MENGAPA PERJANJIAN PENTING?
Diskusi tentang perjanjian itu dimulai pada tahun 2004 dan telah tertahan oleh perselisihan tentang bahasa, upaya lobi dari industri besar dan negara-negara kuat serta mimpi buruk logistik yang dirasakan untuk menegakkannya.
Negara-negara berkembang juga tidak suka dihukum atau dianggap bertanggung jawab atas masalah keanekaragaman hayati laut yang disebabkan oleh eksploitasi sumber daya yang berlebihan oleh ekonomi maju.
Sekarang pekerjaan dasar telah dilakukan untuk memungkinkan wilayah laut yang luas untuk dikategorikan secara legal sebagai KKL. Ini akan membatasi aktivitas apa yang diperbolehkan di dalam area tersebut, termasuk menghentikan penangkapan ikan di area penting keanekaragaman hayati.
Diharapkan kawasan lindung baru dapat menghentikan penurunan spesies dan memulihkan populasi laut.
“Jelas, memancing hanyalah bagian dari segudang masalah yang disebabkan oleh manusia yang memengaruhi lautan dan laut lepas kita. Pencemaran laut dan penambangan laut dalam juga meningkatkan krisis bagi lautan kita, membutuhkan tindakan substantif dan disepakati secara internasional untuk mengatasinya dan mencegah kerusakan pada ekosistem laut kita yang rapuh,” kata pakar perikanan independen dan wakil presiden Green World Foundation. , Dominic Chakrabongse, kata.
Green World Foundation adalah sebuah organisasi yang bertujuan untuk memberikan pengetahuan tentang lingkungan Thailand melalui media.
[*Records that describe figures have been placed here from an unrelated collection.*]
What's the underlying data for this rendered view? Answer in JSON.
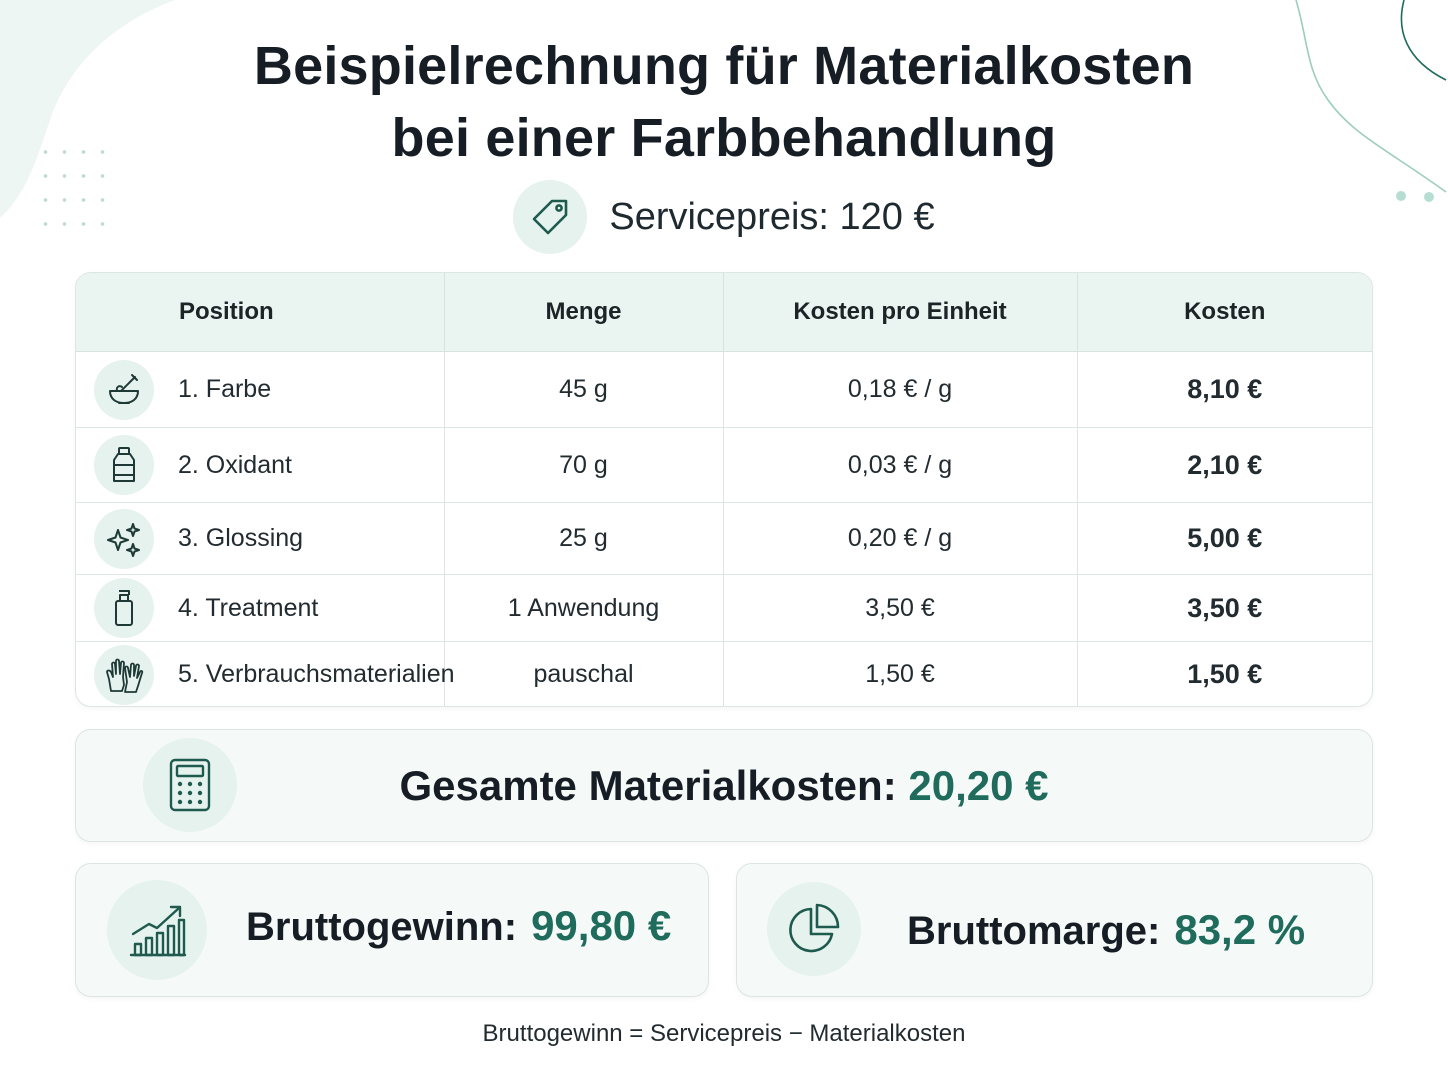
{
  "title_line1": "Beispielrechnung für Materialkosten",
  "title_line2": "bei einer Farbbehandlung",
  "service": {
    "label": "Servicepreis: 120 €",
    "icon": "price-tag-icon"
  },
  "table": {
    "headers": [
      "Position",
      "Menge",
      "Kosten pro Einheit",
      "Kosten"
    ],
    "rows": [
      {
        "icon": "color-bowl-brush-icon",
        "position": "1. Farbe",
        "menge": "45 g",
        "unit_cost": "0,18 € / g",
        "kosten": "8,10 €"
      },
      {
        "icon": "bottle-icon",
        "position": "2. Oxidant",
        "menge": "70 g",
        "unit_cost": "0,03 € / g",
        "kosten": "2,10 €"
      },
      {
        "icon": "sparkles-icon",
        "position": "3. Glossing",
        "menge": "25 g",
        "unit_cost": "0,20 € / g",
        "kosten": "5,00 €"
      },
      {
        "icon": "pump-bottle-icon",
        "position": "4. Treatment",
        "menge": "1 Anwendung",
        "unit_cost": "3,50 €",
        "kosten": "3,50 €"
      },
      {
        "icon": "gloves-icon",
        "position": "5. Verbrauchsmaterialien",
        "menge": "pauschal",
        "unit_cost": "1,50 €",
        "kosten": "1,50 €"
      }
    ]
  },
  "total": {
    "label": "Gesamte Materialkosten:",
    "value": "20,20 €",
    "icon": "calculator-icon"
  },
  "profit": {
    "label": "Bruttogewinn:",
    "value": "99,80 €",
    "icon": "growth-chart-icon"
  },
  "margin": {
    "label": "Bruttomarge:",
    "value": "83,2 %",
    "icon": "pie-chart-icon"
  },
  "formula": "Bruttogewinn = Servicepreis − Materialkosten",
  "colors": {
    "accent": "#1f6b5c",
    "soft_green": "#e6f2ee",
    "header_bg": "#eaf4f0"
  }
}
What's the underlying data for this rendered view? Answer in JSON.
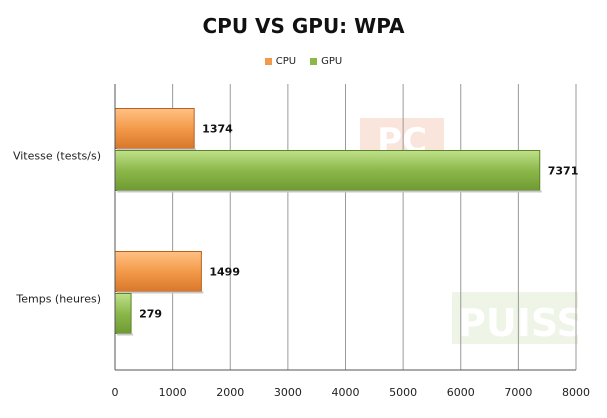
{
  "chart_data": {
    "type": "bar",
    "orientation": "horizontal",
    "title": "CPU VS GPU: WPA",
    "categories": [
      "Vitesse (tests/s)",
      "Temps (heures)"
    ],
    "series": [
      {
        "name": "CPU",
        "values": [
          1374,
          1499
        ],
        "color": "#f39a4a"
      },
      {
        "name": "GPU",
        "values": [
          7371,
          279
        ],
        "color": "#8cb84a"
      }
    ],
    "xlim": [
      0,
      8000
    ],
    "xticks": [
      0,
      1000,
      2000,
      3000,
      4000,
      5000,
      6000,
      7000,
      8000
    ],
    "grid": "vertical",
    "legend_position": "top"
  },
  "watermark": {
    "text_top": "PC",
    "text_bottom": "PUISSA"
  }
}
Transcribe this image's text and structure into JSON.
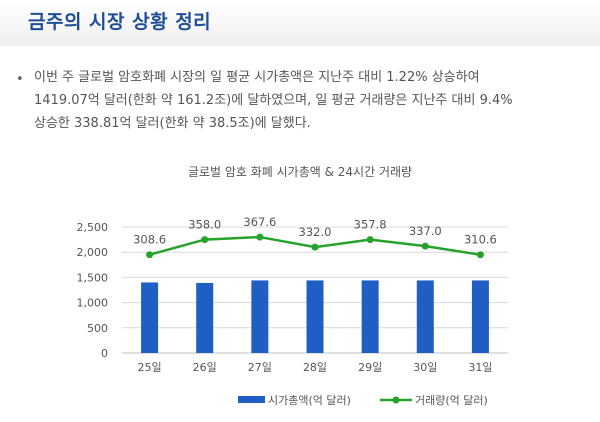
{
  "page": {
    "title": "금주의 시장 상황 정리",
    "bullet": "•",
    "paragraph_lines": [
      "이번 주 글로벌 암호화폐 시장의 일 평균 시가총액은 지난주 대비 1.22% 상승하여",
      "1419.07억 달러(한화 약 161.2조)에 달하였으며, 일 평균 거래량은 지난주 대비 9.4%",
      "상승한 338.81억 달러(한화 약 38.5조)에 달했다."
    ]
  },
  "colors": {
    "title": "#1f4e96",
    "bar": "#1f5fc4",
    "line": "#27a22c",
    "grid": "#d9d9d9",
    "text": "#555555"
  },
  "chart_data": {
    "type": "bar",
    "title": "글로벌 암호 화폐 시가총액 & 24시간 거래량",
    "categories": [
      "25일",
      "26일",
      "27일",
      "28일",
      "29일",
      "30일",
      "31일"
    ],
    "ylim": [
      0,
      2500
    ],
    "yticks": [
      0,
      500,
      1000,
      1500,
      2000,
      2500
    ],
    "ytick_labels": [
      "0",
      "500",
      "1,000",
      "1,500",
      "2,000",
      "2,500"
    ],
    "grid": true,
    "legend_position": "bottom",
    "series": [
      {
        "name": "시가총액(억 달러)",
        "type": "bar",
        "values": [
          1400,
          1390,
          1440,
          1440,
          1440,
          1440,
          1440
        ]
      },
      {
        "name": "거래량(억 달러)",
        "type": "line",
        "plotted_values": [
          1950,
          2250,
          2300,
          2100,
          2250,
          2120,
          1950
        ],
        "data_labels": [
          "308.6",
          "358.0",
          "367.6",
          "332.0",
          "357.8",
          "337.0",
          "310.6"
        ]
      }
    ]
  }
}
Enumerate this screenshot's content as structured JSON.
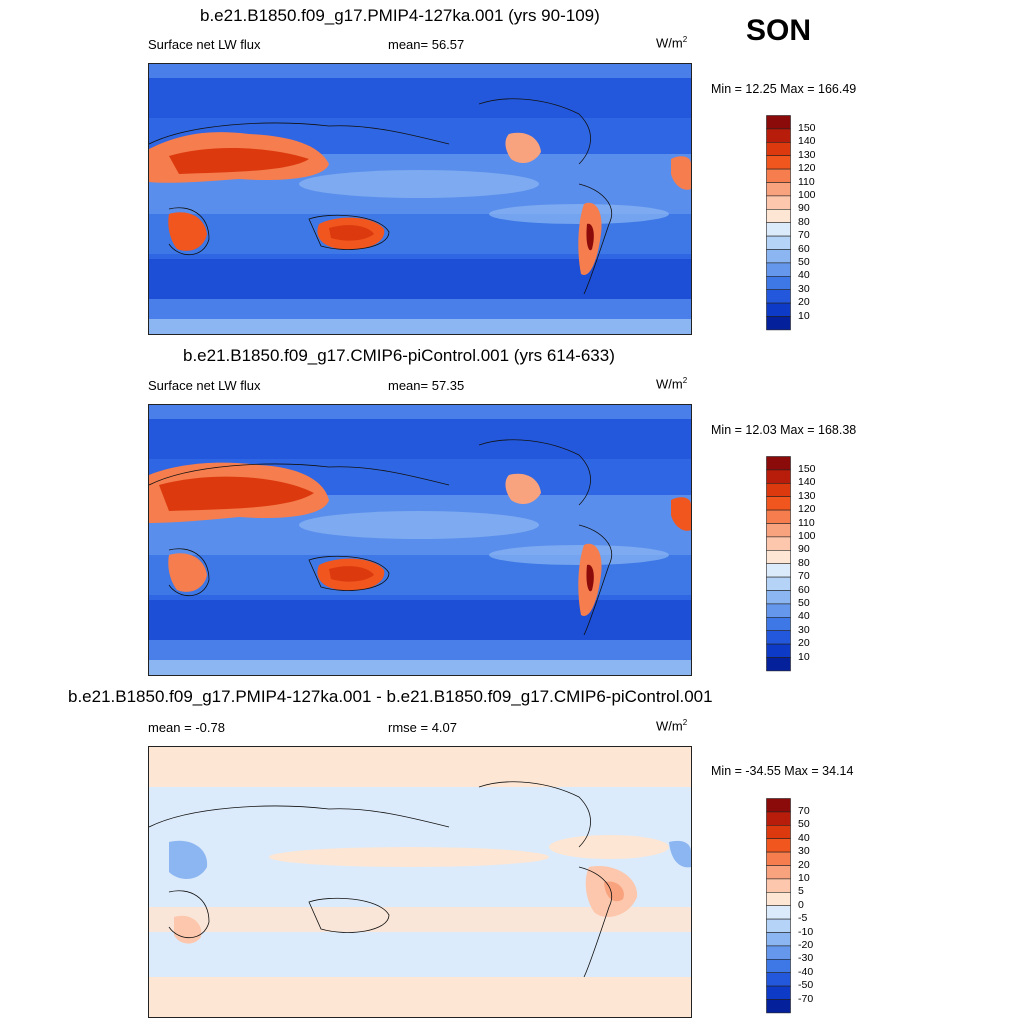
{
  "season": "SON",
  "panels": [
    {
      "title": "b.e21.B1850.f09_g17.PMIP4-127ka.001 (yrs 90-109)",
      "left": "Surface net LW flux",
      "mid": "mean=  56.57",
      "units": "W/m",
      "units_sup": "2",
      "minmax": "Min =  12.25 Max = 166.49"
    },
    {
      "title": "b.e21.B1850.f09_g17.CMIP6-piControl.001 (yrs 614-633)",
      "left": "Surface net LW flux",
      "mid": "mean=  57.35",
      "units": "W/m",
      "units_sup": "2",
      "minmax": "Min =  12.03 Max = 168.38"
    },
    {
      "title": "b.e21.B1850.f09_g17.PMIP4-127ka.001 - b.e21.B1850.f09_g17.CMIP6-piControl.001",
      "left": "mean =  -0.78",
      "mid": "rmse =   4.07",
      "units": "W/m",
      "units_sup": "2",
      "minmax": "Min = -34.55 Max =  34.14"
    }
  ],
  "chart_data": [
    {
      "type": "heatmap",
      "title": "b.e21.B1850.f09_g17.PMIP4-127ka.001 (yrs 90-109)",
      "variable": "Surface net LW flux",
      "units": "W/m2",
      "mean": 56.57,
      "min": 12.25,
      "max": 166.49,
      "colorbar_levels": [
        "150",
        "140",
        "130",
        "120",
        "110",
        "100",
        "90",
        "80",
        "70",
        "60",
        "50",
        "40",
        "30",
        "20",
        "10"
      ],
      "colorbar_colors": [
        "#8b0a0a",
        "#b81c0a",
        "#dc3a0e",
        "#f0561e",
        "#f57d4e",
        "#f9a27e",
        "#fcc7ac",
        "#fde6d4",
        "#dcebfb",
        "#b5d2f7",
        "#8cb6f2",
        "#6598ec",
        "#3d78e6",
        "#2358dd",
        "#0d3bc7",
        "#04209a"
      ]
    },
    {
      "type": "heatmap",
      "title": "b.e21.B1850.f09_g17.CMIP6-piControl.001 (yrs 614-633)",
      "variable": "Surface net LW flux",
      "units": "W/m2",
      "mean": 57.35,
      "min": 12.03,
      "max": 168.38,
      "colorbar_levels": [
        "150",
        "140",
        "130",
        "120",
        "110",
        "100",
        "90",
        "80",
        "70",
        "60",
        "50",
        "40",
        "30",
        "20",
        "10"
      ],
      "colorbar_colors": [
        "#8b0a0a",
        "#b81c0a",
        "#dc3a0e",
        "#f0561e",
        "#f57d4e",
        "#f9a27e",
        "#fcc7ac",
        "#fde6d4",
        "#dcebfb",
        "#b5d2f7",
        "#8cb6f2",
        "#6598ec",
        "#3d78e6",
        "#2358dd",
        "#0d3bc7",
        "#04209a"
      ]
    },
    {
      "type": "heatmap",
      "title": "b.e21.B1850.f09_g17.PMIP4-127ka.001 - b.e21.B1850.f09_g17.CMIP6-piControl.001",
      "units": "W/m2",
      "mean": -0.78,
      "rmse": 4.07,
      "min": -34.55,
      "max": 34.14,
      "colorbar_levels": [
        "70",
        "50",
        "40",
        "30",
        "20",
        "10",
        "5",
        "0",
        "-5",
        "-10",
        "-20",
        "-30",
        "-40",
        "-50",
        "-70"
      ],
      "colorbar_colors": [
        "#8b0a0a",
        "#b81c0a",
        "#dc3a0e",
        "#f0561e",
        "#f57d4e",
        "#f9a27e",
        "#fcc7ac",
        "#fde6d4",
        "#dcebfb",
        "#b5d2f7",
        "#8cb6f2",
        "#6598ec",
        "#3d78e6",
        "#2358dd",
        "#0d3bc7",
        "#04209a"
      ]
    }
  ]
}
BAGAIMANA BANGSA-BANGSA ASIA TENGGARA AKAN DIIKUTI OLEH PERJANJIAN?
Perairan Asia adalah yang paling banyak diperdagangkan di dunia sebagai gerbang utama kargo global, sedangkan lebih dari 60 persen produksi ikan laut dunia berasal dari Asia dan Pasifik. Asia juga merupakan rumah bagi sembilan dari sepuluh pelabuhan tersibuk di dunia.
Sebagian besar negara Asia Tenggara tidak memiliki perairan nasional yang membentuk batas dengan laut lepas. Namun, beberapa armada penangkap ikan internasional harus mengikuti aturan baru yang dibuat berdasarkan perjanjian. Hal ini berlaku terutama untuk wilayah di Samudera Hindia, wilayah laut terdekat yang akan masuk dalam perjanjian.
“Jelas, Thailand, Indonesia, dan sejumlah negara nelayan di Asia Tenggara memang memiliki armada laut yang jauh, yang harus mematuhi peraturan baru ini,” kata Chakrabongse.
“Masih harus dilihat bagaimana negara-negara Asia Tenggara akan menanggapi keputusan tersebut dan bagaimana mereka akan menegakkan kepatuhan dari angkatan laut mereka di seluruh dunia,” katanya.
Chakrabongse memberi contoh Bank Saya de Malha, salah satu bank laut terendam terbesar di dunia, terletak di tengah Samudera Hindia.
“Areanya luas dan tertutup padang lamun dan terumbu karang. Akibatnya, itu adalah hotspot keanekaragaman hayati, rumah bagi banyak spesies yang beragam. Namun, ini juga menjadikannya target yang dicari armada penangkap ikan dari seluruh wilayah – bahkan kapal pukat Thailand pergi ke Bank untuk mengambil hasil tangkapan mereka.
“Karena kurangnya kesepakatan internasional, sulit untuk secara efektif mengawasi ekosistem yang penting ini,” kata Chakrabongse.